Ofcom, the UK's telecoms regulator, put out a statement Friday ruling out the idea that BT might be allowed to put up prices in its "regulated business" - that is, the monopoly it enjoys over the UK's fixed telephone lines - to pay for its pensions costs.

These costs are understood to be only a few tens of millions a year out of the company's revenue, but the key disappointment for shareholders is that any future, unexpected increases in the deficit will have to be bourne by them.

One analyst, who declined to be named, said: "No one was expecting a huge change in regulated prices to come out of this, but BT has effectively lost out on a potential source of insurance."

John Ralfe, the independent pensions consultant who has analysed BT's pensions bills on behalf of its some of its rivals, said: "BT would have been hoping that the Ofcom ruling would be a 'magic bullet' that would mean they could pass on about a third of their deficit to consumers. That is not going to happen now and it is bad news for BT."

BT's final-salary pension scheme is the country's biggest, with a membership of 336,000 and investment assets valued at GBP34.1 billion at the end of 2009. Its liabilities, however, total GBP41.7 billion.

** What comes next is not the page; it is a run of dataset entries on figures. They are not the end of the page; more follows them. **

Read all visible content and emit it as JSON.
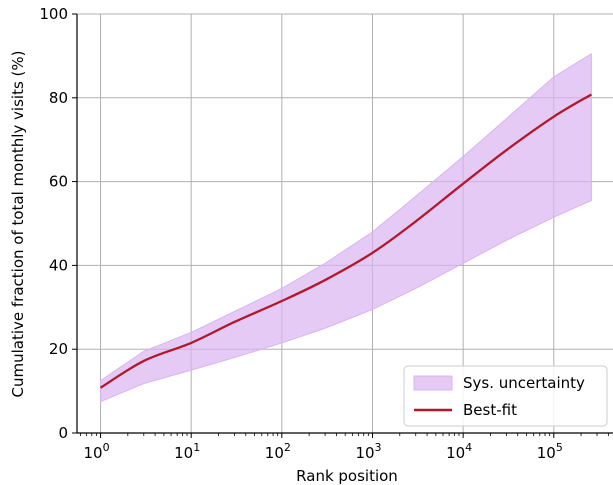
{
  "chart_data": {
    "type": "area",
    "xlabel": "Rank position",
    "ylabel": "Cumulative fraction of total monthly visits (%)",
    "xscale": "log",
    "xlim": [
      0.55,
      450000
    ],
    "ylim": [
      0,
      100
    ],
    "x_ticks": [
      {
        "value": 1,
        "base": "10",
        "exp": "0"
      },
      {
        "value": 10,
        "base": "10",
        "exp": "1"
      },
      {
        "value": 100,
        "base": "10",
        "exp": "2"
      },
      {
        "value": 1000,
        "base": "10",
        "exp": "3"
      },
      {
        "value": 10000,
        "base": "10",
        "exp": "4"
      },
      {
        "value": 100000,
        "base": "10",
        "exp": "5"
      }
    ],
    "y_ticks": [
      "0",
      "20",
      "40",
      "60",
      "80",
      "100"
    ],
    "grid": true,
    "legend_position": "lower-right",
    "series": [
      {
        "name": "Sys. uncertainty",
        "kind": "band",
        "color": "#d8b4ef",
        "x": [
          1,
          3,
          10,
          30,
          100,
          300,
          1000,
          3000,
          10000,
          30000,
          100000,
          260000
        ],
        "lower": [
          7.5,
          11.8,
          15,
          18,
          21.5,
          25,
          29.5,
          34.5,
          40.5,
          46,
          51.5,
          55.5
        ],
        "upper": [
          12.5,
          19.5,
          24,
          29,
          34.5,
          40.5,
          48,
          56.5,
          66,
          75,
          85,
          90.5
        ]
      },
      {
        "name": "Best-fit",
        "kind": "line",
        "color": "#b2182b",
        "x": [
          1,
          3,
          10,
          30,
          100,
          300,
          1000,
          3000,
          10000,
          30000,
          100000,
          260000
        ],
        "y": [
          10.8,
          17.2,
          21.5,
          26.5,
          31.5,
          36.5,
          43,
          50.5,
          59.5,
          67.5,
          75.5,
          80.8
        ]
      }
    ]
  }
}
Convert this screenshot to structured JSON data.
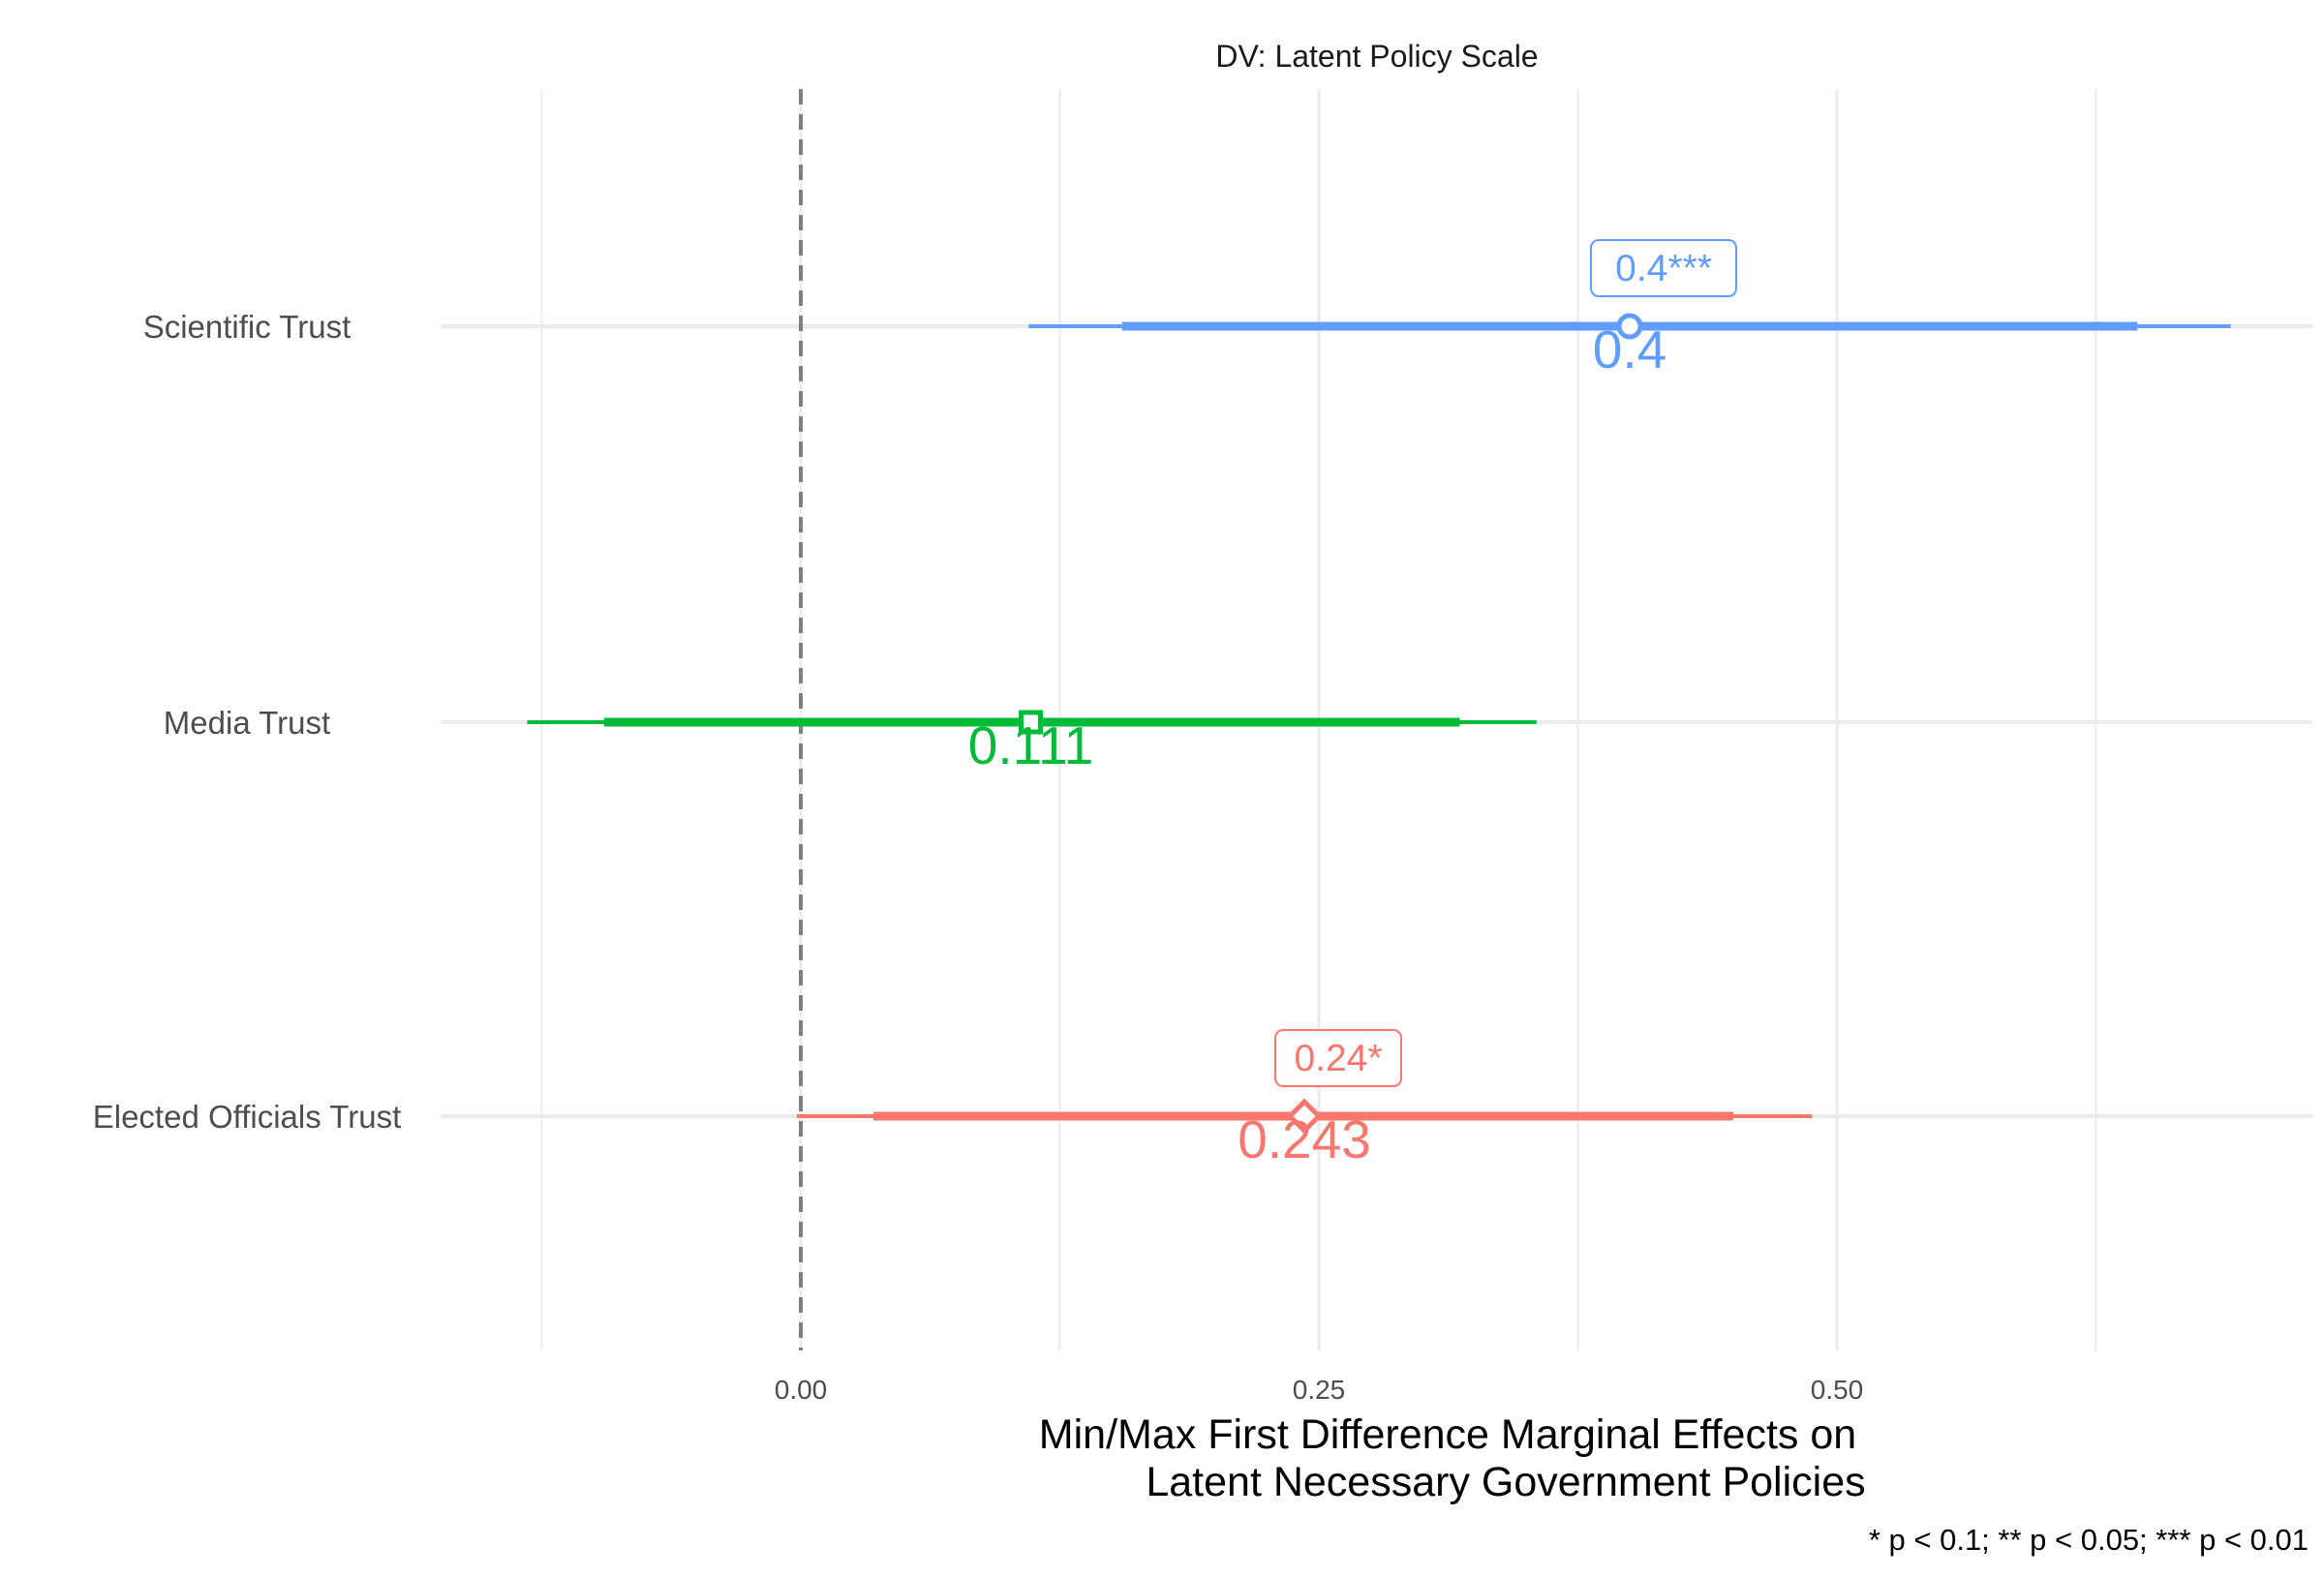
{
  "chart_data": {
    "type": "coefficient-plot",
    "title": "DV: Latent Policy Scale",
    "xlabel_line1": "Min/Max First Difference Marginal Effects on",
    "xlabel_line2": "Latent Necessary Government Policies",
    "caption": "* p < 0.1; ** p < 0.05; *** p < 0.01",
    "xlim": [
      -0.175,
      0.73
    ],
    "x_ticks": [
      {
        "value": 0.0,
        "label": "0.00"
      },
      {
        "value": 0.25,
        "label": "0.25"
      },
      {
        "value": 0.5,
        "label": "0.50"
      }
    ],
    "minor_gridlines": [
      -0.125,
      0.125,
      0.375,
      0.625
    ],
    "reference_line": 0.0,
    "grid": true,
    "series": [
      {
        "category": "Scientific Trust",
        "estimate": 0.4,
        "value_label": "0.4",
        "box_label": "0.4***",
        "ci_inner": [
          0.155,
          0.645
        ],
        "ci_outer": [
          0.11,
          0.69
        ],
        "shape": "circle",
        "color": "#619CFF"
      },
      {
        "category": "Media Trust",
        "estimate": 0.111,
        "value_label": "0.111",
        "box_label": "",
        "ci_inner": [
          -0.095,
          0.318
        ],
        "ci_outer": [
          -0.132,
          0.355
        ],
        "shape": "square",
        "color": "#00BA38"
      },
      {
        "category": "Elected Officials Trust",
        "estimate": 0.243,
        "value_label": "0.243",
        "box_label": "0.24*",
        "ci_inner": [
          0.035,
          0.45
        ],
        "ci_outer": [
          -0.002,
          0.488
        ],
        "shape": "diamond",
        "color": "#F8766D"
      }
    ]
  }
}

The deficit has been caused by a complex series of factors - including historic underfunding, rising life expectancy, and the company encouraging staff to take early retirements during downsizing in the 1990s.

Poor stock-market performance has hardly helped, though its in-house fund manager Hermes has beaten its targets over the long term, producing returns of 8% over 15 years for the scheme, against 7.4% for its internal benchmark.

Despite the knockback from Ofcom, the company said it was correct to have made its case to the regulator. A spokesman said: "There is regulatory precedent from other industries for BT to be able to recover some proportion of its total pension costs through regulated charges. There are a number of elements of this consultation that we will now review in detail and respond to in due course."

Ofcom's said its statement was a summary of its thinking following an "initial" consultation, with full conclusions expected at the end of this year.

It has left at least one big question unanswered.

This centres on the "cost of capital" measure Ofcom uses to set the regulated prices BT can charge for its services. It has been suggested that Ofcom excludes the ongoing cost of maintaining the pension scheme, as well as the deficit payments, from this measure.

In theory, this could mean Ofcom obliging BT to lower the price of its services and pass on none of the costs of its pension to its customers at all. Firms such as TalkTalk Telecom Group PLC (TALK.LN) and British Sky Broadcasting Group PLC (BSY.LN), who are simultaneous competitors and customers to BT, are particularly keen on this idea - but Ofcom has, for now, decided against action in this area.